Woops!
There once was a poor ballerina
Whose blue tutu was often much cleaner
But she munched on a biscuit
A blunder to risk it
A Tim-Tam, a small misdemeanour.
Pat Simmons
- Submitted in response to Poetry Prompt #17

There once was a poor ballerina
Whose blue tutu was often much cleaner
But she munched on a biscuit
A blunder to risk it
A Tim-Tam, a small misdemeanour.

I was a happy ballerina
But now I’m feeling blue.
If you had made this blunder,
You’d be unhappy too.
I was feeling rather peckish,
So what did I do?
I ate a crunchy biscuit.
Now the crumbs are in my shoe!

There was a certain platypus
He lived in five mile creek,
Who (prompted by the latest trend)
Went vegan for a week.
He tried butternut pumpkin cubes
And purple eggplant too.
He prodded peas with spoon and fork
And sipped hot mushroom stew.
He crunched on juicy celery,
Gave artichokes a try,
Sautéed leafy silver beet,
And munched on broccoli.
No doubt the fare was healthy,
But it mostly went to waste,
For those nutritious vegetables
Just didn’t suit his taste.
So he returned to worms and such
To bugs and shrimp so fine,
And left the vegetables to us;
Omnivorous mankind.

Hey diddle duddle
what a terrible muddle
when the astronaut stepped on the moon
The cow looked confused
the wee dog was amused
and the cat and the fiddle just spooned
Allan said: Just a little bit on nonsense which sprang to mind when I saw your list of word prompts in Poetry Prompt #14

Pick a piece of purple paper
And a purple pencil too,
Do not wait until you’re prodded,
For you have a job to do.
Draw yourself a purple pumpkin:
Purple platypus as well,
Then you’ll have a purple picture,
That you’ll never ever sell!

Monty says: I took the prompt as an invitation to alliterate.
I poked a purple platypus
So playfully I prodded
It peered out of a pumpkin patch
it winked at me and nodded
The platypus was at a loss
no reason was there known
why he was in a pumpkin patch
and not his river home
I gently pushed him in a box
this muddled monotreme
and set him free to swim again
down at our local stream

There once was a family named Bear
Who thought they had nothing to wear.
While eating their oats
They remembered their coats
And decided to go to the fair.
The number of Bears you would see
Was just a small family of three.
There was Mother and Dad
With a baby they had
And they lived in a house by a tree.
They went to the fair to have fun,
But their time there had hardly begun
When they each said: “I’m hot!”
For it seems they forgot
That their fur coats held heat in the sun.
“We’d better go home,” they all said.
“Let’s finish our porridge instead.”
(If only they knew
A young girl was there too,
Who was sleeping in Baby Bear’s bed!)
As soon as they opened the door,
They saw that their bowls had held more.
Some porridge not there!
One broken small chair!
But a bigger surprise was in store.
For then the whole family Bear
Were wanting to search everywhere.
When they saw Baby’s bed
Held a young girl instead
They growled: “That is really unfair!”
Their guest got straight up with a shock.
(The Bears had neglected to knock).
She ran out the door
And they saw her no more
While the Bears quickly fitted a lock!

Monty says: I decided I’d like to try to retell, in verse, a condensed and slightly embellished version of a story about a family many children would know well.
One day I saw a bottle that was lying on the sand.
I asked: “Why are you lying?” Then I grabbed it with my hand.
The bottle made no answer and it gave a glassy stare:
It clearly felt it had a right to spend time lying there.
I saw a drip form on its lip and thought it was a tear,
Which seemed to say: “Just go away and leave me lying here.”
But I’d been taught that lying was a serious sort of sin,
So straight away, without delay, the liar went in the bin!

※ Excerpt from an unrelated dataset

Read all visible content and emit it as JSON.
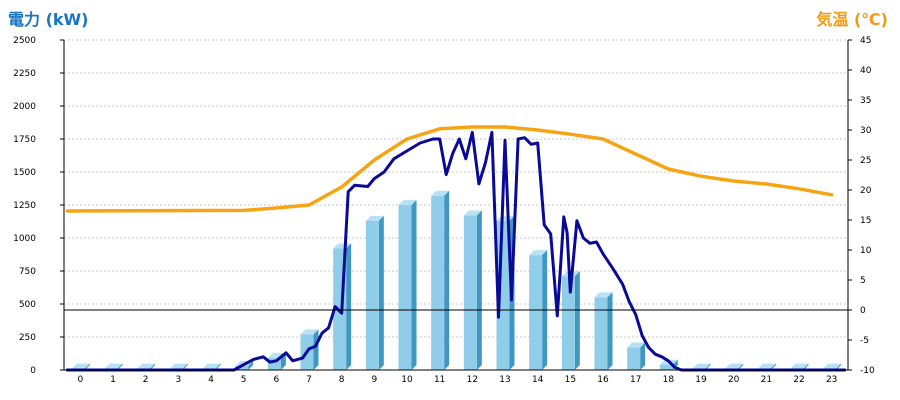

Monty says: The idea of using word play for this poem came while working on another poem in response to the same prompt.
Patrick Platypus’s
Work was arduous
For he was trying to remove a pumpkin
From his hole where it had sunken.
He asked help from Myrtle the turtle
And her face went really purple
When she pushed and prodded
But her effort was dogged
And together they moved the pumpkin
From his hole where it had sunken.

A Halloween party was held near the creek.
Preparing the costumes took almost a week.
Several koalas in purple were cloaked.
A curled up echidna was prodded and poked
into a hollowed out pumpkin shell, where
she peacefully slept and was quite unaware
that first prize went to platypus dressed in his skin.
No costume was needed for this guy to win.